Here are a few common boilerplate provisions you might see in a contract:
- The Limitation on Liabilities Clause prevents the parties to the agreement from suing each other for additional, extra, and over the top damages. It limits overall damages to the amount paid under the contract (nice, huh?), except in certain circumstances. This may not be something you want to include in all contracts, but as a general rule it can protect both parties in your day-to-day service contracts.
- Recovery of Litigation Expenses (also known as the attorney’s fees clause which is easier to say but not nearly as impressive). The typical attorney’s fees clause allows the winning party of a lawsuit to recover their attorney’s fees and other costs incurred to bring the lawsuit to enforce the agreement.
- No Guarantees Clause stating that the service provider (that’s you, pretty thing) cannot guarantee a particular outcome.
- Confidentiality. (The Fight Club part of the contract.) This section protects both parties’ confidential information and prohibits public disclosure of the terms of the contract.
- Independent contractors. This here is your contract DTR. It establishes that you are not an employee of the client, that you are free to work with other clients offering similar services, that you remain in control of how the work will be conducted, and that you are not required to work set hours. Essentially, that you’re the boss of your own life.

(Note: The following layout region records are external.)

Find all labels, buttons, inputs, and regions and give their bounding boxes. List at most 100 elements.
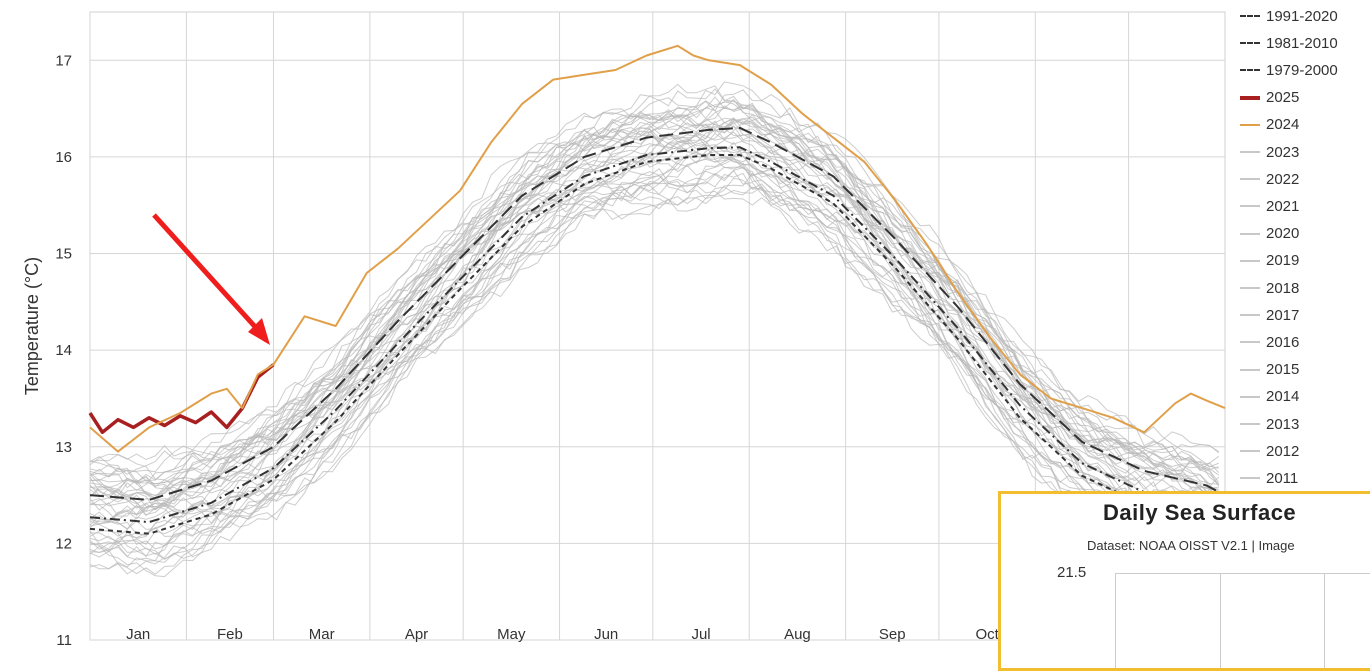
series-line-1981-2010 (89, 146, 1226, 524)
x-tick-label: Jul (691, 626, 710, 643)
legend-item: 2020 (1240, 222, 1299, 246)
historical-years-lines (89, 81, 1220, 578)
legend-swatch (1240, 232, 1260, 235)
chart-svg: 11 12 13 14 15 16 17 Jan Feb Mar Apr May Jun Jul Aug Se… (22, 11, 1226, 649)
legend-label: 2019 (1266, 252, 1300, 270)
x-tick-label: Feb (217, 626, 243, 643)
x-tick-label: May (497, 626, 526, 643)
legend-swatch (1240, 205, 1260, 208)
legend-item: 1991-2020 (1240, 4, 1338, 28)
legend-label: 1979-2000 (1266, 61, 1338, 79)
legend-swatch (1240, 450, 1260, 453)
legend-label: 2025 (1266, 89, 1300, 107)
legend-swatch (1240, 95, 1260, 100)
historical-year-line (89, 83, 1220, 466)
legend-swatch (1240, 151, 1260, 153)
historical-year-line (89, 88, 1220, 477)
x-tick-label: Jan (126, 626, 150, 643)
series-line-2024 (89, 44, 1226, 453)
y-tick-label: 13 (55, 439, 72, 456)
inset-plot-area (1115, 573, 1370, 668)
x-tick-label: Oct (975, 626, 999, 643)
legend-swatch (1240, 423, 1260, 425)
historical-year-line (89, 157, 1220, 537)
legend-label: 2016 (1266, 333, 1300, 351)
legend-label: 1981-2010 (1266, 34, 1338, 52)
legend-item: 1979-2000 (1240, 58, 1338, 82)
legend-label: 2017 (1266, 306, 1300, 324)
inset-grid-line (1220, 574, 1221, 668)
historical-year-line (89, 163, 1220, 550)
historical-year-line (89, 96, 1219, 497)
historical-year-line (89, 177, 1220, 575)
x-tick-label: Sep (879, 626, 906, 643)
historical-year-line (89, 114, 1220, 493)
annotation-arrow (152, 213, 270, 345)
legend-item: 2018 (1240, 276, 1299, 300)
legend-swatch (1240, 15, 1260, 17)
historical-year-line (89, 81, 1220, 473)
legend-swatch (1240, 259, 1260, 262)
legend-swatch (1240, 368, 1260, 371)
historical-year-line (89, 145, 1220, 545)
x-tick-label: Mar (309, 626, 335, 643)
series-lines (88, 44, 1226, 535)
legend-item: 2024 (1240, 113, 1299, 137)
legend: 1991-2020 1981-2010 1979-2000 2025 2024 2023 2… (1236, 0, 1370, 500)
legend-swatch (1240, 42, 1260, 45)
inset-y-tick: 21.5 (1057, 564, 1087, 581)
historical-year-line (89, 89, 1220, 485)
x-tick-label: Aug (784, 626, 811, 643)
legend-swatch (1240, 314, 1260, 317)
legend-item: 2012 (1240, 439, 1299, 463)
x-tick-label: Apr (405, 626, 428, 643)
legend-swatch (1240, 69, 1260, 72)
legend-item: 2011 (1240, 466, 1298, 490)
grid-lines (89, 11, 1226, 641)
legend-item: 2013 (1240, 412, 1299, 436)
legend-item: 2017 (1240, 303, 1299, 327)
y-tick-label: 15 (55, 246, 72, 263)
historical-year-line (89, 136, 1220, 515)
legend-item: 2023 (1240, 140, 1299, 164)
legend-label: 2015 (1266, 361, 1300, 379)
legend-swatch (1240, 287, 1260, 289)
legend-item: 2016 (1240, 330, 1299, 354)
legend-label: 2023 (1266, 143, 1300, 161)
legend-swatch (1240, 178, 1260, 181)
y-tick-label: 16 (55, 149, 72, 166)
historical-year-line (89, 104, 1219, 500)
legend-label: 2018 (1266, 279, 1300, 297)
series-line-1991-2020 (89, 126, 1226, 501)
legend-item: 2015 (1240, 358, 1299, 382)
legend-item: 2021 (1240, 194, 1299, 218)
inset-grid-line (1324, 574, 1325, 668)
historical-year-line (89, 172, 1220, 575)
axis-labels: 11 12 13 14 15 16 17 Jan Feb Mar Apr May Jun Jul Aug Se… (22, 52, 1000, 649)
historical-year-line (89, 174, 1220, 560)
legend-label: 2012 (1266, 442, 1300, 460)
legend-label: 2013 (1266, 415, 1300, 433)
historical-year-line (89, 155, 1219, 558)
y-axis-label: Temperature (°C) (22, 257, 42, 395)
legend-label: 2024 (1266, 116, 1300, 134)
legend-item: 2022 (1240, 167, 1299, 191)
legend-label: 2021 (1266, 197, 1300, 215)
legend-label: 2011 (1266, 469, 1299, 487)
historical-year-line (89, 173, 1220, 563)
historical-year-line (89, 94, 1219, 481)
historical-year-line (89, 185, 1219, 578)
legend-item: 2019 (1240, 249, 1299, 273)
y-tick-label: 12 (55, 535, 72, 552)
legend-item: 2014 (1240, 385, 1299, 409)
legend-label: 2014 (1266, 388, 1300, 406)
historical-year-line (89, 155, 1219, 555)
inset-title: Daily Sea Surface (1103, 500, 1297, 525)
y-tick-label: 17 (55, 52, 72, 69)
historical-year-line (89, 170, 1220, 570)
legend-swatch (1240, 341, 1260, 344)
legend-label: 2020 (1266, 225, 1300, 243)
historical-year-line (89, 118, 1219, 517)
legend-label: 2022 (1266, 170, 1300, 188)
legend-swatch (1240, 123, 1260, 126)
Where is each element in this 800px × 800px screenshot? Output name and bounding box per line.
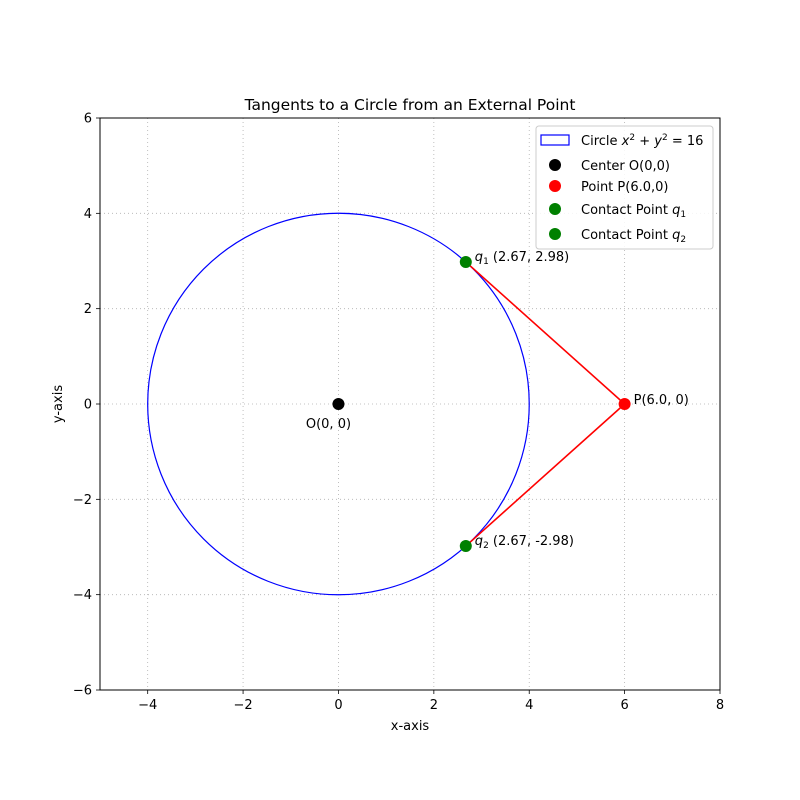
legend: Circle x2 + y2 = 16 Center O(0,0) Point … bbox=[535, 125, 714, 250]
y-axis-label: y-axis bbox=[51, 385, 66, 423]
legend-q2-label: Contact Point q2 bbox=[581, 228, 686, 245]
y-tick-label: 6 bbox=[84, 112, 92, 127]
y-tick-label: 4 bbox=[84, 207, 92, 222]
x-axis-label: x-axis bbox=[391, 719, 430, 734]
x-tick-label: 8 bbox=[716, 698, 724, 713]
y-tick-label: 0 bbox=[84, 398, 92, 413]
legend-point-p-label: Point P(6.0,0) bbox=[581, 180, 668, 195]
q1-subscript: 1 bbox=[483, 257, 489, 267]
legend-center-marker bbox=[549, 159, 561, 171]
center-label: O(0, 0) bbox=[306, 417, 351, 432]
y-ticks: −6 −4 −2 0 2 4 6 bbox=[73, 112, 100, 699]
contact-q1-label: q1 (2.67, 2.98) bbox=[475, 250, 569, 267]
q1-symbol: q bbox=[475, 250, 483, 265]
q2-symbol: q bbox=[475, 534, 483, 549]
legend-center-label: Center O(0,0) bbox=[581, 159, 670, 174]
y-tick-label: −6 bbox=[73, 684, 92, 699]
x-tick-label: 6 bbox=[620, 698, 628, 713]
legend-point-p-marker bbox=[549, 180, 561, 192]
points bbox=[332, 255, 631, 553]
contact-q2-label: q2 (2.67, -2.98) bbox=[475, 534, 574, 551]
center-marker bbox=[332, 398, 345, 410]
x-tick-label: −4 bbox=[138, 698, 157, 713]
tangent-line-2 bbox=[465, 403, 626, 547]
point-p-label: P(6.0, 0) bbox=[634, 393, 689, 408]
plot-area: O(0, 0) P(6.0, 0) q1 (2.67, 2.98) q2 (2.… bbox=[147, 212, 689, 596]
contact-q2-marker bbox=[459, 540, 472, 553]
q2-coords: (2.67, -2.98) bbox=[489, 534, 574, 549]
y-tick-label: −2 bbox=[73, 493, 92, 508]
q1-coords: (2.67, 2.98) bbox=[489, 250, 569, 265]
legend-box bbox=[535, 125, 714, 250]
legend-circle-label: Circle x2 + y2 = 16 bbox=[581, 133, 703, 149]
x-tick-label: −2 bbox=[233, 698, 252, 713]
x-tick-label: 2 bbox=[430, 698, 438, 713]
legend-q1-label: Contact Point q1 bbox=[581, 203, 686, 220]
circle-curve bbox=[147, 212, 530, 596]
x-tick-label: 4 bbox=[525, 698, 533, 713]
legend-q2-marker bbox=[549, 228, 561, 240]
y-tick-label: −4 bbox=[73, 588, 92, 603]
tangent-lines bbox=[465, 261, 626, 547]
x-tick-label: 0 bbox=[334, 698, 342, 713]
tangent-line-1 bbox=[465, 261, 626, 405]
legend-circle-swatch bbox=[540, 134, 570, 146]
annotations: O(0, 0) P(6.0, 0) q1 (2.67, 2.98) q2 (2.… bbox=[306, 250, 689, 551]
legend-q1-marker bbox=[549, 203, 561, 215]
chart-title: Tangents to a Circle from an External Po… bbox=[244, 96, 576, 114]
y-tick-label: 2 bbox=[84, 302, 92, 317]
x-ticks: −4 −2 0 2 4 6 8 bbox=[138, 690, 724, 713]
point-p-marker bbox=[618, 398, 631, 410]
contact-q1-marker bbox=[459, 255, 472, 268]
q2-subscript: 2 bbox=[483, 541, 489, 551]
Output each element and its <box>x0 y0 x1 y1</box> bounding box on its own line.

- The No-Competition Clause prevents the service provider (you, again) from from performing services for its client’s clients and from hiring the client’s employees, consultants, contractors, or others who work for the client. The purpose of this is to make the client feel comfortable that the you won’t use information you learned in the transaction to become a competitor.
- Transfer of Intellectual Property. This section is mega important because it states how and under what circumstances the intellectual property is transferred from the service provider to the client. For example, if you are providing copywriting services for a client, upon final payment the ownership of the copy written on the client’s behalf would be transferred to the client, who has the right to use the copy in any way it chooses.
- Warranties. The pinky swear section. Warranties are just a promise or guarantee made in writing. This clause usually states that the parties have legal capacity to enter the agreement, that the service provider will provide the services in a professional, competent manner and that no intellectual property rights of third parties will be infringed.
- Entire Agreement; Modifications; and Waiver. This clause states that what is written in the contract is the entire agreement between the parties. That means that emails, conversations, and other statements made between the parties are not a part of the agreement. This section also requires that any modifications to the agreement be done in writing.
Now we don’t want to scare you…actually, yes, we do want to scare you: we know several small business owners, just like you, who created a world of deep doo-doo for themselves by not having signed agreements with their clients. One of our clients at our law firm will probably never get paid for work she did for an overseas customer who bailed on her. Another has been in litigation trying to get huge amounts of money she is owed by a customer. Another business owner called us because the designer he hired won’t hand over the work.
So make sure the boilerplate provisions are there. If you’re wondering if your Client Service Agreement is sufficient, be sure to talk with a small business lawyer.